然後碰一聲,太子爺瞳孔劇震地平攤在地上,潔哥緊隨其後壓在他忘記呼吸的胸膛上,然後是無辜的我匍匐在潔哥因為各種原因顫抖的後背上。

不知道是不是我的錯覺,潔哥好像看到了教練,他本來白凈的臉像是番茄一樣生長出整齊的紅色,然後他推開我,瘋狂用袖子擦自己的嘴,顫動不止的瞳孔在眼框中滾動,卻沒有給那位第一前鋒一點半點註視,一個冰藍色頭發的藍鎖boy第一個回過神,過來把潔哥扶起來。

太子爺,不,明顯是處{}男哥的凱撒被哭{}喪一樣的內斯抱住腦袋往外拽,我耳朵裏還殘留著那刺穿耳膜的男高音,只能暈乎乎地本能地站起來。

“凱撒……凱撒……”內斯還在像個死兒子的媽媽一樣嗚嗚地叫魂,“你醒醒……”

我以為他下一句話是“你睜開眼看看我”,這是我們老家哭{}喪的話術。

凱撒那屬於白種人的煞白的臉皮,終於後知後覺爬滿了毛細血管的紅暈,他狠狠閉上眼,被撞得紅腫的嘴唇張合。
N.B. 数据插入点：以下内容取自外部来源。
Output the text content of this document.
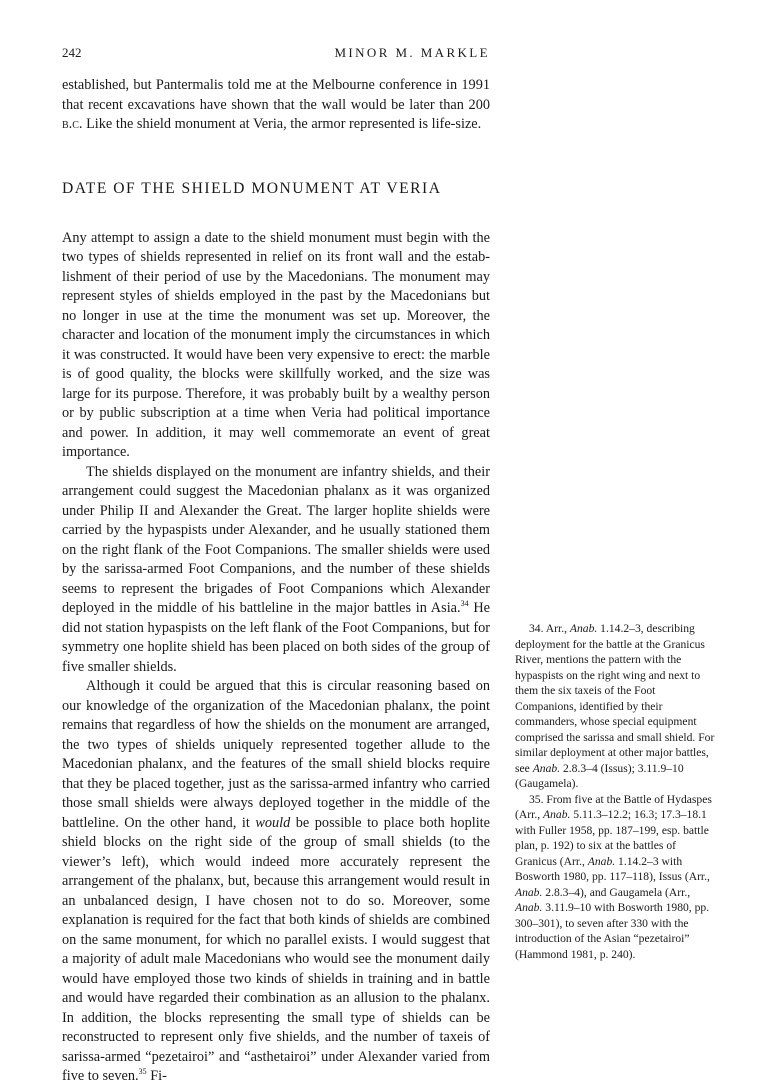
242	MINOR M. MARKLE

established, but Pantermalis told me at the Melbourne conference in 1991 that recent excavations have shown that the wall would be later than 200 b.c. Like the shield monument at Veria, the armor represented is life-size.

DATE OF THE SHIELD MONUMENT AT VERIA

Any attempt to assign a date to the shield monument must begin with the two types of shields represented in relief on its front wall and the establishment of their period of use by the Macedonians. The monument may represent styles of shields employed in the past by the Macedonians but no longer in use at the time the monument was set up. Moreover, the character and location of the monument imply the circumstances in which it was constructed. It would have been very expensive to erect: the marble is of good quality, the blocks were skillfully worked, and the size was large for its purpose. Therefore, it was probably built by a wealthy person or by public subscription at a time when Veria had political importance and power. In addition, it may well commemorate an event of great importance.

The shields displayed on the monument are infantry shields, and their arrangement could suggest the Macedonian phalanx as it was organized under Philip II and Alexander the Great. The larger hoplite shields were carried by the hypaspists under Alexander, and he usually stationed them on the right flank of the Foot Companions. The smaller shields were used by the sarissa-armed Foot Companions, and the number of these shields seems to represent the brigades of Foot Companions which Alexander deployed in the middle of his battleline in the major battles in Asia.$^{34}$ He did not station hypaspists on the left flank of the Foot Companions, but for symmetry one hoplite shield has been placed on both sides of the group of five smaller shields.

Although it could be argued that this is circular reasoning based on our knowledge of the organization of the Macedonian phalanx, the point remains that regardless of how the shields on the monument are arranged, the two types of shields uniquely represented together allude to the Macedonian phalanx, and the features of the small shield blocks require that they be placed together, just as the sarissa-armed infantry who carried those small shields were always deployed together in the middle of the battleline. On the other hand, it would be possible to place both hoplite shield blocks on the right side of the group of small shields (to the viewer’s left), which would indeed more accurately represent the arrangement of the phalanx, but, because this arrangement would result in an unbalanced design, I have chosen not to do so. Moreover, some explanation is required for the fact that both kinds of shields are combined on the same monument, for which no parallel exists. I would suggest that a majority of adult male Macedonians who would see the monument daily would have employed those two kinds of shields in training and in battle and would have regarded their combination as an allusion to the phalanx. In addition, the blocks representing the small type of shields can be reconstructed to represent only five shields, and the number of taxeis of sarissa-armed “pezetairoi” and “asthetairoi” under Alexander varied from five to seven.$^{35}$ Fi-

34. Arr., Anab. 1.14.2–3, describing deployment for the battle at the Granicus River, mentions the pattern with the hypaspists on the right wing and next to them the six taxeis of the Foot Companions, identified by their commanders, whose special equipment comprised the sarissa and small shield. For similar deployment at other major battles, see Anab. 2.8.3–4 (Issus); 3.11.9–10 (Gaugamela).

35. From five at the Battle of Hydaspes (Arr., Anab. 5.11.3–12.2; 16.3; 17.3–18.1 with Fuller 1958, pp. 187–199, esp. battle plan, p. 192) to six at the battles of Granicus (Arr., Anab. 1.14.2–3 with Bosworth 1980, pp. 117–118), Issus (Arr., Anab. 2.8.3–4), and Gaugamela (Arr., Anab. 3.11.9–10 with Bosworth 1980, pp. 300–301), to seven after 330 with the introduction of the Asian “pezetairoi” (Hammond 1981, p. 240).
“……閉嘴。”這單詞念得好像要殺了人,我的脖子驚恐地僵直了,連滾帶爬地遠離事發地點,趕緊找我掉落的祖師爺……祖師爺我只想當人家的狗,我們顯靈的方式可以不要這樣驚悚嗎,居然一下子毀了兩個男人的清白,讓他們在全世界人民面前變男同!

這樣足球踢得再好有什麽用!沒有一個漂亮的妹子會喜歡他們!只會像我表姐那個老腐女一樣,獰笑著在背後編排他們的小故事!